La Ligue béninoise des droits des femmes a rassemblée mercredi 14 août à Abomey-Calavi, des acteurs de la société civile pour une séance de vulgarisation du Système intégré de données relatives à la famille, la femme et l’enfant (Sidoffe). La séance a permis à la Ligue et à l’Observatoire de la famille, de la femme et de l’enfant (Offe) de sensibiliser les acteurs sur l’importance de leur contribution dans l’amélioration du seul système d’information qui renseigne sur les actions sociales au Bénin.
L’autre objectif de la séance de vulgarisation du Sidoffe est « de renforcer l’appui de l’Offe dans la collecte des données sur les violences sexuelles et sexistes », a rappelé Iris Affomassè, responsable des interventions sociales de la Ligue. Le Système intégré de données relatives à la famille, la femme et l’enfant (Sidoffe) est devenu depuis 2019, le « système de données de référence » en matière de statistiques sur les actions sociales au Bénin. Il est destiné « à collecter, à produire et à diffuser des données statistiques ». Ces données sont « désagrégées par sexe et par âge sur l’ensemble des cibles de l’action sociale ». Et sa finalité, « aider à une meilleure prise de décision », a rappelé Nassirou Kassoumou, directeur général de l’Offe.
Les données fournies par le système visent à permettre aux acteurs, « d’apprécier les efforts consentis » au quotidien. Il permet aussi d’appréhender « les actions menées en termes de prévention, de protection et de prise en charge des couches vulnérables ». L’histoire du Sidoffe remonte aux années 2000. Entre 1998 et 2012, 3 différents systèmes de données thématiques renseignaient sur les actions sociales. Il s’agit de Childpro de l’unicef, FaFE de la coopération Suisse et le Sigvfe de l’Usaid.
La réorganisation puis l’unification des bases de données thématiques interviendront entre 2012 et 2016. Ainsi, les réformes de 2016 dans le secteur ont donné naissance au Sidoffe. Entre 2018 et 2024, il a été évalué puis actualisé à plusieurs reprises. Les travaux d’actualisation de 2023 ont conduit au Sidoffe-Ng [Ng mis pour Nouvelle génération]. Ces travaux ont permis « d’aller au-delà des indicateurs de départ », a précisé le directeur général de l’Offe. La base de données ainsi constituée, comporte 340 indicateurs dont 120 sont orientés vers les violences basées sur le genre. Il y a eu par la suite le Sidoffe-Ng actualisé en mars 2024.
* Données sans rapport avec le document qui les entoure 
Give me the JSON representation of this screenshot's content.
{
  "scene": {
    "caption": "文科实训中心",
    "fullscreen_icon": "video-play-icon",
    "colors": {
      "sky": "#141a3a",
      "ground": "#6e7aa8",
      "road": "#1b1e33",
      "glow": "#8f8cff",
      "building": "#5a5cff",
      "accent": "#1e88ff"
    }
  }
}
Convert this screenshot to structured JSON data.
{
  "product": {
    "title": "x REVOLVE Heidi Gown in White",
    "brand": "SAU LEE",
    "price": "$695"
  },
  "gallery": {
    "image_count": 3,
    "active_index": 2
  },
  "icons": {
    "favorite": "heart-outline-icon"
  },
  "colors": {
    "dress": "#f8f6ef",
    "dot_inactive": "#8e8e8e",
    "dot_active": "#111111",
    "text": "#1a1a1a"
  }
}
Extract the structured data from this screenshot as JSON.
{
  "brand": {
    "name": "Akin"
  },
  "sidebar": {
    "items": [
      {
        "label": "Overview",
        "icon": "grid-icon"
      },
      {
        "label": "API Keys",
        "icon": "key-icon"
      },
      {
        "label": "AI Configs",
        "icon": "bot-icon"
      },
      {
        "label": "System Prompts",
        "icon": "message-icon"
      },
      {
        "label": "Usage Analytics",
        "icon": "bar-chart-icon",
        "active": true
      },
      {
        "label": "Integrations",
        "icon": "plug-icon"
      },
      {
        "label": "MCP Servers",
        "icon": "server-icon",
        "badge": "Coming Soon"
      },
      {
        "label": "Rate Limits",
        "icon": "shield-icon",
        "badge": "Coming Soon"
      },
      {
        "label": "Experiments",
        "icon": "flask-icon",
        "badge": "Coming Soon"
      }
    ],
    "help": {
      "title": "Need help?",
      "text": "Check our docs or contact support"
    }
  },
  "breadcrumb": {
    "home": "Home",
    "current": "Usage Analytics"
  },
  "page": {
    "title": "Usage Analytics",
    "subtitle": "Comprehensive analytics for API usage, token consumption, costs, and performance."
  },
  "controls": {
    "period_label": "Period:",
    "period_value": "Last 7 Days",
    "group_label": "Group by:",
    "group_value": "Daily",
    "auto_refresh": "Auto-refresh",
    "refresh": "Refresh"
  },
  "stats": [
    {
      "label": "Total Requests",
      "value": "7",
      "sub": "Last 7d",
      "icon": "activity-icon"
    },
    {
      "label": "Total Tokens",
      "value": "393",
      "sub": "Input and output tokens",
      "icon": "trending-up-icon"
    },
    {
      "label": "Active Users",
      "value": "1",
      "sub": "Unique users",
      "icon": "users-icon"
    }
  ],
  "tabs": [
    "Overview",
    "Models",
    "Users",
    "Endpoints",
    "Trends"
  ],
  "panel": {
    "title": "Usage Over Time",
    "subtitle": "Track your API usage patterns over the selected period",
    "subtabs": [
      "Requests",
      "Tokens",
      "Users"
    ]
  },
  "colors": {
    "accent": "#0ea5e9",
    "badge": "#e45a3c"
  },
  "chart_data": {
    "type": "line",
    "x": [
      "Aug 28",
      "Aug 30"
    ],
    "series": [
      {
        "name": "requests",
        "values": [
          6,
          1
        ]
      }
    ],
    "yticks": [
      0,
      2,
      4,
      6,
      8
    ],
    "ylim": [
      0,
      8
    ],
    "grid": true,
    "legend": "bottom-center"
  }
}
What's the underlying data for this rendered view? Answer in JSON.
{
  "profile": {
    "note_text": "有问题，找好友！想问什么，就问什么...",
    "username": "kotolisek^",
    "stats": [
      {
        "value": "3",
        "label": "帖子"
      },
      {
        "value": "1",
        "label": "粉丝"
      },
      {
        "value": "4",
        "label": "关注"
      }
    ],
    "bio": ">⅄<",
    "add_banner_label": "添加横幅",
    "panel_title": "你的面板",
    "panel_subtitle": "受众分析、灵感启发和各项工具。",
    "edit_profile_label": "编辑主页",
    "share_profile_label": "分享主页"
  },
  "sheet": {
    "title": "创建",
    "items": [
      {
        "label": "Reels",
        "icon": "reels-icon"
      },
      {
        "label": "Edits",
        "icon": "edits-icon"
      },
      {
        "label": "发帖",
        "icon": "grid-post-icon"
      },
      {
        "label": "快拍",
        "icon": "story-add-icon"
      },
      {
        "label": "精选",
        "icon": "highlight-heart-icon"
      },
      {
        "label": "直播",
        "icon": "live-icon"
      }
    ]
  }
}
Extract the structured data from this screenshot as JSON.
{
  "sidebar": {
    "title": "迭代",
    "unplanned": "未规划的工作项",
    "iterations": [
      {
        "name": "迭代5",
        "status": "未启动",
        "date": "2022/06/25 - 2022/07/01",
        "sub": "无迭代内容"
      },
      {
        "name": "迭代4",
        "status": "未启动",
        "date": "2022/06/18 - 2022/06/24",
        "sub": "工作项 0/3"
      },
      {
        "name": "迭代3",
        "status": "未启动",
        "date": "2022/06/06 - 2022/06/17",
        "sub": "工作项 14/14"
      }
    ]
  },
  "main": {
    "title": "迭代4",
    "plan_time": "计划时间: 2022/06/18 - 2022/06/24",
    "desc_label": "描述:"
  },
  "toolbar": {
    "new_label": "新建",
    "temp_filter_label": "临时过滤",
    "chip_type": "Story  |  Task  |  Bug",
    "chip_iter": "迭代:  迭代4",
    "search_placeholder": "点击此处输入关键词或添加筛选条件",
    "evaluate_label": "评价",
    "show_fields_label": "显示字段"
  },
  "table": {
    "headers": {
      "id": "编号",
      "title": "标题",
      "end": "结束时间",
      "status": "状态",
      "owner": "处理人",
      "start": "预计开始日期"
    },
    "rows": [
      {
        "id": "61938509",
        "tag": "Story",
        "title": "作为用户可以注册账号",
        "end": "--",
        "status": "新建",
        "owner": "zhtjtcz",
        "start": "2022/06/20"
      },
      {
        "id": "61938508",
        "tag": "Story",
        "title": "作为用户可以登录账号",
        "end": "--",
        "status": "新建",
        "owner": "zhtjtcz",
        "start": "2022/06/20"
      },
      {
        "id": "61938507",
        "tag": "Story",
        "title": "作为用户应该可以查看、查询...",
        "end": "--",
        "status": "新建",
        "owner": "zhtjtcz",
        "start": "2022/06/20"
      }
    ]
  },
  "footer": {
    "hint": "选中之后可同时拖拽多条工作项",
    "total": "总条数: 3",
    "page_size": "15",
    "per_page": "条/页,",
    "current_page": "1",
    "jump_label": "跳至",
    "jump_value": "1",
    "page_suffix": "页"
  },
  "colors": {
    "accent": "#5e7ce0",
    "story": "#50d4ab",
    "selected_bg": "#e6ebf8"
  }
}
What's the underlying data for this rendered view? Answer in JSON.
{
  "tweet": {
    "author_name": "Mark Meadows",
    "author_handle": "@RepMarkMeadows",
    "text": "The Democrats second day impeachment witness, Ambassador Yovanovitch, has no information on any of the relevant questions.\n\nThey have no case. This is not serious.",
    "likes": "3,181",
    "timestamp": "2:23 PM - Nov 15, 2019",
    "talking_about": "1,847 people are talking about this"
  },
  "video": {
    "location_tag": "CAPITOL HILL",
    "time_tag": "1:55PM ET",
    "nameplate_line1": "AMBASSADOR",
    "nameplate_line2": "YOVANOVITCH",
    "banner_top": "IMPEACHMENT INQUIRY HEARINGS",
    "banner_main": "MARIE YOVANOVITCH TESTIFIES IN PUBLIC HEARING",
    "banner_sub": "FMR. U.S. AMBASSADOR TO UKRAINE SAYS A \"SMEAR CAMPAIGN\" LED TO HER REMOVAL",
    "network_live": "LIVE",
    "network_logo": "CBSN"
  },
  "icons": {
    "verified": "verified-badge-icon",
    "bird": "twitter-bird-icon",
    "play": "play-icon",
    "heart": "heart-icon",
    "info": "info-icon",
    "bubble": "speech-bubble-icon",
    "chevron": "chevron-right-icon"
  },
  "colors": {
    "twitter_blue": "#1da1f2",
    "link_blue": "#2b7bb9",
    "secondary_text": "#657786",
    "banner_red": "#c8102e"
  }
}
Améliorations participatives
Aujourd’hui, le Sidoffe-Ng est une application web qui fournit des données statistiques sur les actions sociales au Bénin. Les chiffres de ce système de données sont désagrégés par sexe, par âge mais aussi par type de handicap. Ils sont subdivisés en 4 domaines. La protection sociale et la solidarité nationale, la protection de l’enfant, la promotion de la famille, de la femme et du genre et enfin l’inclusion sociale des personnes handicapées et du troisième âge. Chaque domaine est ensuite décliné en thématiques, sous-thématiques et indicateurs. Cette structure facilite l’accès, la consultation et l’extraction des données dans le système.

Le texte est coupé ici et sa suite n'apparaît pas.